A lightweight method for moving from executive AI ideas to scoped tests, proof points, and implementation decisions.

Turn ambition into a test

AI ideas become easier to evaluate when they are narrowed into one user group, one workflow, one success measure, and one defined operating constraint.

The checklist helps teams separate strategic intent from implementation detail, so leaders can decide whether a proof of concept is worth building.
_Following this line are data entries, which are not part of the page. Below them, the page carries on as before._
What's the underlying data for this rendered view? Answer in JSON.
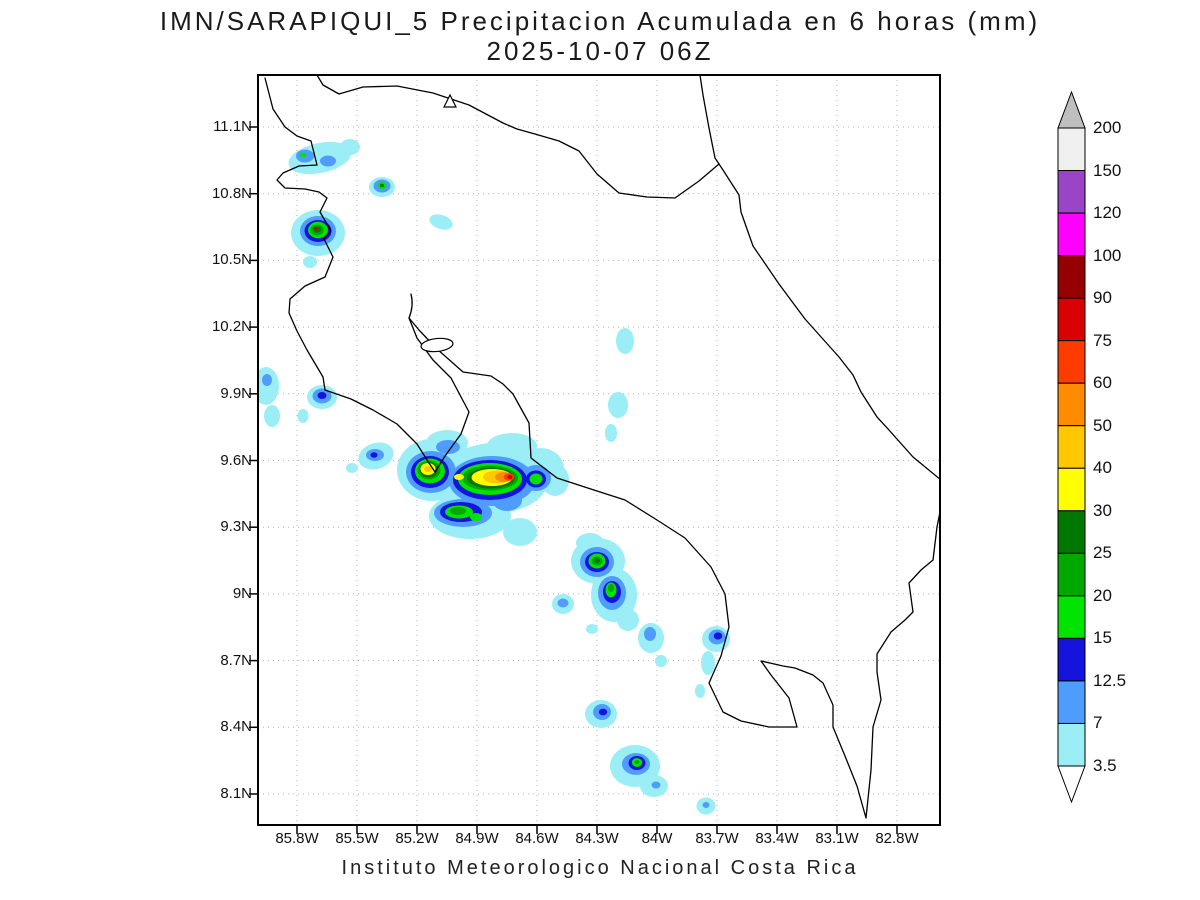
{
  "title": {
    "line1": "IMN/SARAPIQUI_5 Precipitacion Acumulada en 6 horas (mm)",
    "line2": "2025-10-07 06Z"
  },
  "footer": "Instituto Meteorologico Nacional Costa Rica",
  "axes": {
    "lat_ticks": [
      "11.1N",
      "10.8N",
      "10.5N",
      "10.2N",
      "9.9N",
      "9.6N",
      "9.3N",
      "9N",
      "8.7N",
      "8.4N",
      "8.1N"
    ],
    "lon_ticks": [
      "85.8W",
      "85.5W",
      "85.2W",
      "84.9W",
      "84.6W",
      "84.3W",
      "84W",
      "83.7W",
      "83.4W",
      "83.1W",
      "82.8W"
    ]
  },
  "legend": {
    "levels": [
      "200",
      "150",
      "120",
      "100",
      "90",
      "75",
      "60",
      "50",
      "40",
      "30",
      "25",
      "20",
      "15",
      "12.5",
      "7",
      "3.5"
    ],
    "colors": [
      "#f0f0f0",
      "#9a44c8",
      "#ff00ff",
      "#960000",
      "#d80000",
      "#ff3c00",
      "#ff8c00",
      "#ffc800",
      "#ffff00",
      "#007800",
      "#00a800",
      "#00e400",
      "#1414dc",
      "#4f9cff",
      "#9beef5"
    ],
    "arrow_top_color": "#bfbfbf",
    "arrow_bottom_color": "#ffffff"
  },
  "chart_data": {
    "type": "heatmap",
    "title": "IMN/SARAPIQUI_5 Precipitacion Acumulada en 6 horas (mm)",
    "valid_time": "2025-10-07 06Z",
    "units": "mm",
    "region": "Costa Rica",
    "lat_range_n": [
      8.1,
      11.1
    ],
    "lon_range_w": [
      85.8,
      82.8
    ],
    "grid": "dotted",
    "legend_position": "right",
    "scale_levels_mm": [
      3.5,
      7,
      12.5,
      15,
      20,
      25,
      30,
      40,
      50,
      60,
      75,
      90,
      100,
      120,
      150,
      200
    ],
    "precipitation_cells": [
      {
        "lat": 10.95,
        "lon_w": 85.68,
        "peak_mm": 12
      },
      {
        "lat": 10.82,
        "lon_w": 85.38,
        "peak_mm": 25
      },
      {
        "lat": 10.63,
        "lon_w": 85.7,
        "peak_mm": 30
      },
      {
        "lat": 10.67,
        "lon_w": 85.08,
        "peak_mm": 5
      },
      {
        "lat": 9.95,
        "lon_w": 85.85,
        "peak_mm": 5
      },
      {
        "lat": 9.9,
        "lon_w": 85.68,
        "peak_mm": 14
      },
      {
        "lat": 9.62,
        "lon_w": 85.41,
        "peak_mm": 10
      },
      {
        "lat": 9.56,
        "lon_w": 85.15,
        "peak_mm": 45
      },
      {
        "lat": 9.53,
        "lon_w": 84.74,
        "peak_mm": 80
      },
      {
        "lat": 9.51,
        "lon_w": 84.61,
        "peak_mm": 18
      },
      {
        "lat": 9.36,
        "lon_w": 84.99,
        "peak_mm": 20
      },
      {
        "lat": 9.14,
        "lon_w": 84.3,
        "peak_mm": 25
      },
      {
        "lat": 9.01,
        "lon_w": 84.23,
        "peak_mm": 25
      },
      {
        "lat": 8.96,
        "lon_w": 84.47,
        "peak_mm": 10
      },
      {
        "lat": 9.85,
        "lon_w": 84.2,
        "peak_mm": 4
      },
      {
        "lat": 10.14,
        "lon_w": 84.16,
        "peak_mm": 4
      },
      {
        "lat": 8.8,
        "lon_w": 84.03,
        "peak_mm": 10
      },
      {
        "lat": 8.8,
        "lon_w": 83.7,
        "peak_mm": 14
      },
      {
        "lat": 8.46,
        "lon_w": 84.28,
        "peak_mm": 14
      },
      {
        "lat": 8.23,
        "lon_w": 84.12,
        "peak_mm": 22
      },
      {
        "lat": 8.05,
        "lon_w": 83.76,
        "peak_mm": 4
      }
    ]
  }
}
Collect decision-grade evidence

A validation cycle should produce evidence about workflow fit, data access, review effort, user adoption, and expected ROI. The goal is a practical decision, not a polished demonstration.

When the evidence is weak, the next step may be improving data readiness or redefining the workflow before development continues.

Separate feasibility from priority

A use case can be technically feasible and still be the wrong priority. The checklist therefore treats feasibility, business value, operational risk, and adoption burden as separate dimensions instead of collapsing them into a single score.

This prevents teams from overinvesting in attractive demos that do not remove enough work, reduce enough risk, or create enough decision quality to justify implementation.

Make the output useful for a leadership decision

The end of validation should produce a recommendation that leaders can act on: proceed to a PoC, redesign the workflow, prepare data, train users, or pause the theme. Each outcome should include the reason and the next evidence needed.

A concise decision record is often more valuable than a long slide deck. It keeps the team aligned on what was tested, what was learned, what remains uncertain, and who owns the next step.